Joan Miró
Aidez L’Espagne
Joan Miró
BARCELONA 1893 – PALMA 1983
AIDEZ L’ESPAGNE
Aidez L’Espagne was to serve as a model for a French postage stamp intended to raise money for the Republican cause during the Spanish Civil War.
DETAILS
This is a rare, H.C. signed Miró proof, perhaps the artist’s most important print, pulled by hand in his last years, and provided by him to Sylvan Cole, Dean of the American Print Dealers. It was in the private collection of Mr. Cole. The present sheet is an evocative 1980s limited edition of 60 (notably larger in the margins than what had initially appeared in Cahiers d”Art), an homage to a period of unrest in the artist’s life, when he fled Spain for refuge in France.
HISTORY
The original print appeared in an unnumbered, published edition in 1936 in the French art magazine, Cahiers d’Art. Originally the image was intended as a rendering for a postage stamp to be issued on behalf of the Republican cause by the French Republic, to raise money for the anti-fascist forces in Spain during the Spanish Civil War. Aidez L’ Espagne became a rallying cry, a call to action to mobilize awareness of forces dividing Spain.

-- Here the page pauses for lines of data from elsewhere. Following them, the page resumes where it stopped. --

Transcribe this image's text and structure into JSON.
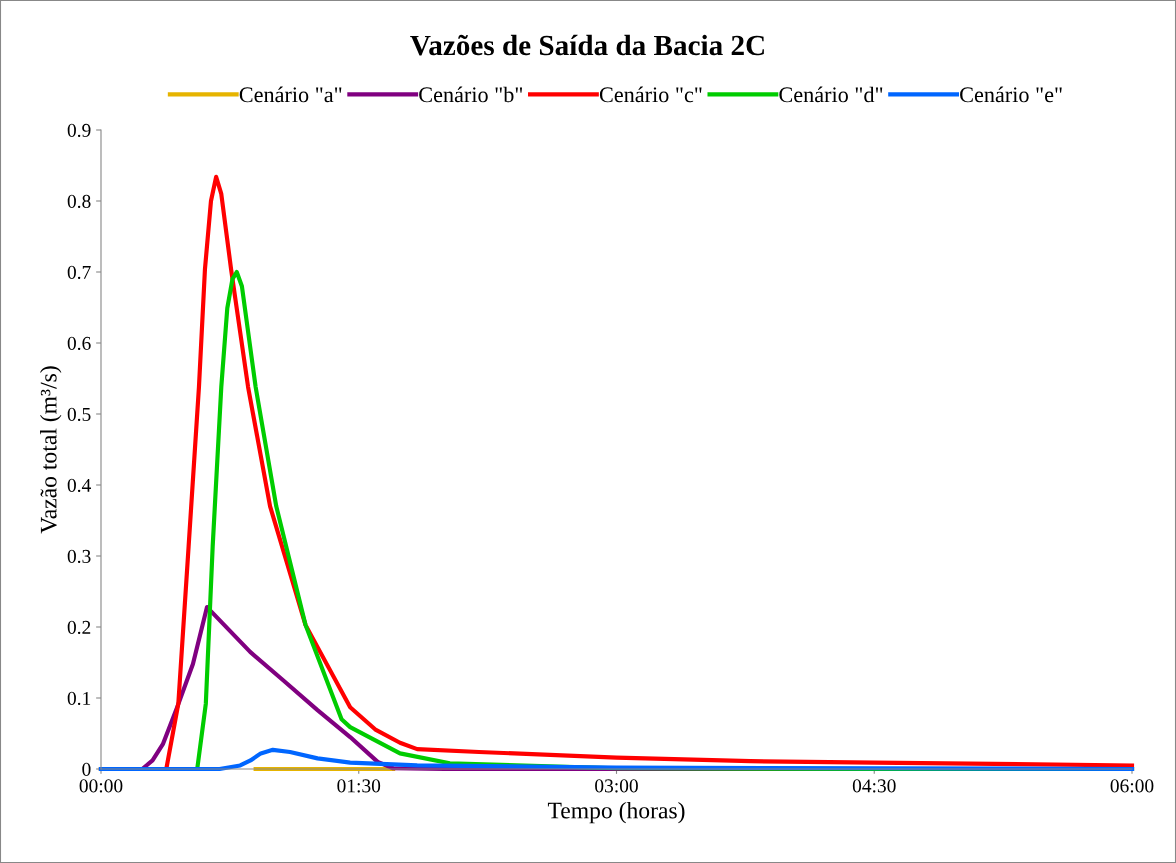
{
  "chart_data": {
    "type": "line",
    "title": "Vazões de Saída da Bacia 2C",
    "xlabel": "Tempo (horas)",
    "ylabel": "Vazão total (m³/s)",
    "xlim": [
      0,
      6
    ],
    "xticks": [
      {
        "value": 0,
        "label": "00:00"
      },
      {
        "value": 1.5,
        "label": "01:30"
      },
      {
        "value": 3,
        "label": "03:00"
      },
      {
        "value": 4.5,
        "label": "04:30"
      },
      {
        "value": 6,
        "label": "06:00"
      }
    ],
    "ylim": [
      0,
      0.9
    ],
    "yticks": [
      0,
      0.1,
      0.2,
      0.3,
      0.4,
      0.5,
      0.6,
      0.7,
      0.8,
      0.9
    ],
    "grid": false,
    "legend": "top",
    "marker": "none",
    "line_style": "solid",
    "series": [
      {
        "name": "Cenário \"a\"",
        "color": "#e6b400",
        "x": [
          0.9,
          1.1,
          1.3,
          1.5,
          1.7
        ],
        "values": [
          0,
          0,
          0,
          0,
          0
        ]
      },
      {
        "name": "Cenário \"b\"",
        "color": "#800080",
        "x": [
          0,
          0.24,
          0.3,
          0.36,
          0.44,
          0.535,
          0.617,
          0.868,
          1.06,
          1.26,
          1.45,
          1.61,
          1.7,
          2,
          3,
          4.5,
          6
        ],
        "values": [
          0,
          0,
          0.012,
          0.035,
          0.085,
          0.148,
          0.228,
          0.165,
          0.125,
          0.083,
          0.045,
          0.01,
          0.001,
          0,
          0,
          0,
          0
        ]
      },
      {
        "name": "Cenário \"c\"",
        "color": "#ff0000",
        "x": [
          0,
          0.38,
          0.45,
          0.51,
          0.57,
          0.605,
          0.64,
          0.67,
          0.7,
          0.757,
          0.856,
          0.984,
          1.19,
          1.45,
          1.6,
          1.74,
          1.84,
          2.2,
          3,
          3.78,
          4.5,
          6
        ],
        "values": [
          0,
          0,
          0.092,
          0.314,
          0.538,
          0.704,
          0.8,
          0.834,
          0.81,
          0.704,
          0.538,
          0.37,
          0.203,
          0.087,
          0.055,
          0.037,
          0.028,
          0.024,
          0.016,
          0.011,
          0.009,
          0.005
        ]
      },
      {
        "name": "Cenário \"d\"",
        "color": "#00cc00",
        "x": [
          0,
          0.56,
          0.61,
          0.65,
          0.7,
          0.735,
          0.765,
          0.79,
          0.82,
          0.9,
          1.02,
          1.19,
          1.4,
          1.45,
          1.74,
          2.03,
          3,
          4.5,
          6
        ],
        "values": [
          0,
          0,
          0.092,
          0.314,
          0.538,
          0.649,
          0.69,
          0.7,
          0.68,
          0.538,
          0.37,
          0.203,
          0.07,
          0.059,
          0.022,
          0.008,
          0.001,
          0,
          0
        ]
      },
      {
        "name": "Cenário \"e\"",
        "color": "#0066ff",
        "x": [
          0,
          0.69,
          0.81,
          0.87,
          0.93,
          1.0,
          1.1,
          1.26,
          1.45,
          1.84,
          2.61,
          3,
          4.5,
          6
        ],
        "values": [
          0,
          0,
          0.005,
          0.012,
          0.022,
          0.027,
          0.024,
          0.015,
          0.009,
          0.005,
          0.003,
          0.002,
          0.001,
          0
        ]
      }
    ]
  }
}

The sympathy of writers and artists for Republican Spain was championed by other important artists, like Picasso, creating “Guernica“, and famous writers screeds, like George Orwell’s “Homage To Catalonia“, and Hemingway’s “For Whom The Bell Tolls“.
Over the years, unsubstantiated copies cut out from the Cahiers d’Art edition appeared complete with a signature that could not be authenticated and was probably forged since the artist never intended the published run to be signed.
Materials
Colored pochoir print in bright colors: a perfect example of an extremely rare signed copy of this important print.